CAPE CORAL, Fla. — We are getting answers for residents who live along the Ceitus and Kuhn Canals in Cape Coral, following concerns about dead wildlife in the canals.
After our previous reportof a large fish kill in the canals, a viewer sent a video to us showing a dead manatee in the same canal.
Fox 4 collected a water sample from the canal and took it to FGCU's water school to see exactly what's in the water.
"It barely has any color to it," said Dr. Barry Rosen, a professor and scientist with FGCU's water school. "Doesn't mean there isn't any organisms to it."
That was his first reaction when seeing the sample. Dr. Rosen first tested the salt level and found that the sample was heavily influenced by salt instead of fresh water.
"It's normal with water coming in from the Caloosahatchee, it's very normal," Dr.

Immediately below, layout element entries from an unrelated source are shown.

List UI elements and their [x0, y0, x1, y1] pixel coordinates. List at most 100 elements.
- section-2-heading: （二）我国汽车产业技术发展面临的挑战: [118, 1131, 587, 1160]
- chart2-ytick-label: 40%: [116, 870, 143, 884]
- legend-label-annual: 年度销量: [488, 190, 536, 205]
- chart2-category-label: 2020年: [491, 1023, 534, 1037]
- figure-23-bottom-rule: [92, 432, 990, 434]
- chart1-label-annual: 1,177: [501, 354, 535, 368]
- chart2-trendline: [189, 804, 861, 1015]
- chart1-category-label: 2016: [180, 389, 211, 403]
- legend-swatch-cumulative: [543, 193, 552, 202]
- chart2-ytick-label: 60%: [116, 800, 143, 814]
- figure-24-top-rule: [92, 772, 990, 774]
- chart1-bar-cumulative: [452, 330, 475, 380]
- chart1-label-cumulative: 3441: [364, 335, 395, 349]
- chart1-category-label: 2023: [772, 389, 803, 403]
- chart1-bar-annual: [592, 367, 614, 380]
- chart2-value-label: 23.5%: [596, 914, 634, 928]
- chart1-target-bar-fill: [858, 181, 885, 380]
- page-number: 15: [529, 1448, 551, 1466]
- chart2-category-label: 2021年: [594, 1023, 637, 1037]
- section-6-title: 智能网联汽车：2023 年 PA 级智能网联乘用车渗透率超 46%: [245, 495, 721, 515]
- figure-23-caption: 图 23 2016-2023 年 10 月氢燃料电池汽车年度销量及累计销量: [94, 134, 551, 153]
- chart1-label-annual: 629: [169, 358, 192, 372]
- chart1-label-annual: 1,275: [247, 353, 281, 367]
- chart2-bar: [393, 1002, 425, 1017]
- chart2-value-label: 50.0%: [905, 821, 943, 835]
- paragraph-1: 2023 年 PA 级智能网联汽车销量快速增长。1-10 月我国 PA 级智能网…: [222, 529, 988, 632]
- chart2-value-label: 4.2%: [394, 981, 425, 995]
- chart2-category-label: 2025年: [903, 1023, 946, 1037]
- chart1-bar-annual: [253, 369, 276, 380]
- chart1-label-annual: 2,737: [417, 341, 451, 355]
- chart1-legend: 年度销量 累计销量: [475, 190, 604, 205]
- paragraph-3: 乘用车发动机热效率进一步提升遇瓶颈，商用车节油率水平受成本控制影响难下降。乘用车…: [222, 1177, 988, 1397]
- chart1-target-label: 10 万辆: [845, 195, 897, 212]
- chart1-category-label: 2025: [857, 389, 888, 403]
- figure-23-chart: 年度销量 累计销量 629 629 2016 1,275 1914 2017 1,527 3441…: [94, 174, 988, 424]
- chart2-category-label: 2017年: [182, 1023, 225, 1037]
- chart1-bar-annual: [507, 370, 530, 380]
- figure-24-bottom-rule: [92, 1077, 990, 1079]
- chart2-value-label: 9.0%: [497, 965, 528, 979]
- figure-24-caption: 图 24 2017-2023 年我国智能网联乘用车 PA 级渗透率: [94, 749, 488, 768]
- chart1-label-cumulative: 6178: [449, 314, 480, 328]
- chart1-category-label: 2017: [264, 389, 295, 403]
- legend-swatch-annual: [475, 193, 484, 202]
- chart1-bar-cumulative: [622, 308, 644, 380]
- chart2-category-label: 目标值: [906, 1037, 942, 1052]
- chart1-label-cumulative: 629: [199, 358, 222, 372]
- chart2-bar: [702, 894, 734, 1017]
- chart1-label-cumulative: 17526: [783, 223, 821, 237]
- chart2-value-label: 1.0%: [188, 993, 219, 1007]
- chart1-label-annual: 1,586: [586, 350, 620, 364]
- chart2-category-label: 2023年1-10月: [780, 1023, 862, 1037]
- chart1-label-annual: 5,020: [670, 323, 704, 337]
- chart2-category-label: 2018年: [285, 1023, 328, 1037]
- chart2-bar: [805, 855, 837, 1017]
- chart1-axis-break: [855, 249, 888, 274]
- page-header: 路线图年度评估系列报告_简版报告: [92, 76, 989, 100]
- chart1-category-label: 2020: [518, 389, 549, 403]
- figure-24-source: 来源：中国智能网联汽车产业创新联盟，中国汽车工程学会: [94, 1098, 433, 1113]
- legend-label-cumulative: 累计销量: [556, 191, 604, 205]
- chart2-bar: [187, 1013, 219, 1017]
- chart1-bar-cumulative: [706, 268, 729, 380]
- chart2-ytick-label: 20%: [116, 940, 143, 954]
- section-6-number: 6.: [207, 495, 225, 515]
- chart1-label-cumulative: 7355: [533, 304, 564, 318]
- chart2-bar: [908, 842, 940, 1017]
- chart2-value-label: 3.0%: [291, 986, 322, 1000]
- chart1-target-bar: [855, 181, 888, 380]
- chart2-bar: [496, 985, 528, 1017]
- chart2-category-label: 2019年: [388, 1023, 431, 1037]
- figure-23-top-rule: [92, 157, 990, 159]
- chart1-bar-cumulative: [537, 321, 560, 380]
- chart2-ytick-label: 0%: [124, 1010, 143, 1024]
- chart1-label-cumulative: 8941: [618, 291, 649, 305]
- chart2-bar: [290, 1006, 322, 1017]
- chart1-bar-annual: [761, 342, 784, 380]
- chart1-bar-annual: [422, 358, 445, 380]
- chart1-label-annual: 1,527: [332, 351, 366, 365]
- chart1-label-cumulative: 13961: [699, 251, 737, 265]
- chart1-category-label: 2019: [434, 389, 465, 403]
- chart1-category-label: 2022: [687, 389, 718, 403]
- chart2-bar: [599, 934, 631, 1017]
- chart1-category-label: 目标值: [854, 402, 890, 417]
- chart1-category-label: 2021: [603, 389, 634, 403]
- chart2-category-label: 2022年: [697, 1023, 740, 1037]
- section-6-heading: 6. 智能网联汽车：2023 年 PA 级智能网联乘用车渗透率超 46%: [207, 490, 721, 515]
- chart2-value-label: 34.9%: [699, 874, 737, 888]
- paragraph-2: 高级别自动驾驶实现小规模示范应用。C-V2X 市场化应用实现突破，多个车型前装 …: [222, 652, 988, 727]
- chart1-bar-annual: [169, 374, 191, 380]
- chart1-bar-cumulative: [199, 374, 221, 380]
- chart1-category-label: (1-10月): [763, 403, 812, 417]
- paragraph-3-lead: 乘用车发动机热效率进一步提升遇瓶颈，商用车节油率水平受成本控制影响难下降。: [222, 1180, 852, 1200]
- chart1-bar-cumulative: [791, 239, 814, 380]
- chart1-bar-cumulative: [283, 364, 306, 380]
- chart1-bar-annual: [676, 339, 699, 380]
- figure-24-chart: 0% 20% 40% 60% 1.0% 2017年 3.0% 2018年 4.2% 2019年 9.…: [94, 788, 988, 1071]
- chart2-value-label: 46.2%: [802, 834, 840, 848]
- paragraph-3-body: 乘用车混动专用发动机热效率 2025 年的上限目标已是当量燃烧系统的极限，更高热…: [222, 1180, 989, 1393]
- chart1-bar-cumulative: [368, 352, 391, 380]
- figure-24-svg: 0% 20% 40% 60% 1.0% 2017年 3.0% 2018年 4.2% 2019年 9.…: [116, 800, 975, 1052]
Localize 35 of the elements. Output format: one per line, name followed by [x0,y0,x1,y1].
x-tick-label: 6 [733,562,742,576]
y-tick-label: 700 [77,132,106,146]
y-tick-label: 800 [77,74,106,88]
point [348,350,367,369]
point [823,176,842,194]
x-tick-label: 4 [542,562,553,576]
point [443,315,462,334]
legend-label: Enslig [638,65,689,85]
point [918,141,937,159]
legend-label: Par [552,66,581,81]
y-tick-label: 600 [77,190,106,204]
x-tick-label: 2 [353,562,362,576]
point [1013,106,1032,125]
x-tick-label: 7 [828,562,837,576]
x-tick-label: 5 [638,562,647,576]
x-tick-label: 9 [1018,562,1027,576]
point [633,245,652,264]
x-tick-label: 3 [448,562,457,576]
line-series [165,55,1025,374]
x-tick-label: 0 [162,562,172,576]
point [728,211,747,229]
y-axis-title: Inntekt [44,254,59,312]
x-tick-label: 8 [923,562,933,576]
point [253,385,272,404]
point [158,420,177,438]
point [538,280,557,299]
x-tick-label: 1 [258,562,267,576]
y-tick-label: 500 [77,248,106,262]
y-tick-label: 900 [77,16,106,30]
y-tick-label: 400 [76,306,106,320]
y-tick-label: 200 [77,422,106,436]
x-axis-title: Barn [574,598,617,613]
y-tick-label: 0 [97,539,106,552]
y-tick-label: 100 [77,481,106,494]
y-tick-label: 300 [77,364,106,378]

Rosen said.
After seeing the brown color of the water from Fox 4's Briana Brownlee'sprevious report, Dr. Rosen wanted a closer look to make sure there weren't any harmful algae blooms.
"Typically when I get blooms, it's really thick," Dr. Rosen said.
However the sample we provided was pretty thin. After taking a closer look at the sample, there was good news with no traces of algae blooms, but Dr. Rosen did find something else.
"The organism I am seeing is a cryptomonas," Dr. Rosen said.
According to Dr. Rosen that is pretty common this time of year, it's not toxic to humans and explains why the water is brown.
"They eat bacteria, which makes sense if it is a low dissolved oxygen event," Dr. Rosen said.
He believed it was a low dissolved oxygen event that caused the dozens of dead fish in the canal. However, he doesn't think that was the same cause of death for the manatee.
"Manatees wouldn't have that problem, they wouldn't die from air running out," Dr. Rosen said.
Instead he believes the cold is what killed the manatee. However, with such a large fish kill in the Ceitus canal, he said it's highly unlikely the fish died from a cold snap.
"It doesn't make sense that the cold would cause it," Dr. Rosen said. "That large of an event seems to me that there are deeper areas where fish shouldn't be dying because they will go where it's warmer, it just doesn't make sense to me."
Dr. Rosen said the true cause of the wildlife deaths can't be determined until the city of Cape Coral or FWC go to the canal and run test on site.
Fox 4 has been reaching out to the city of Cape Coral for the past few days and no one has acknowledged our request.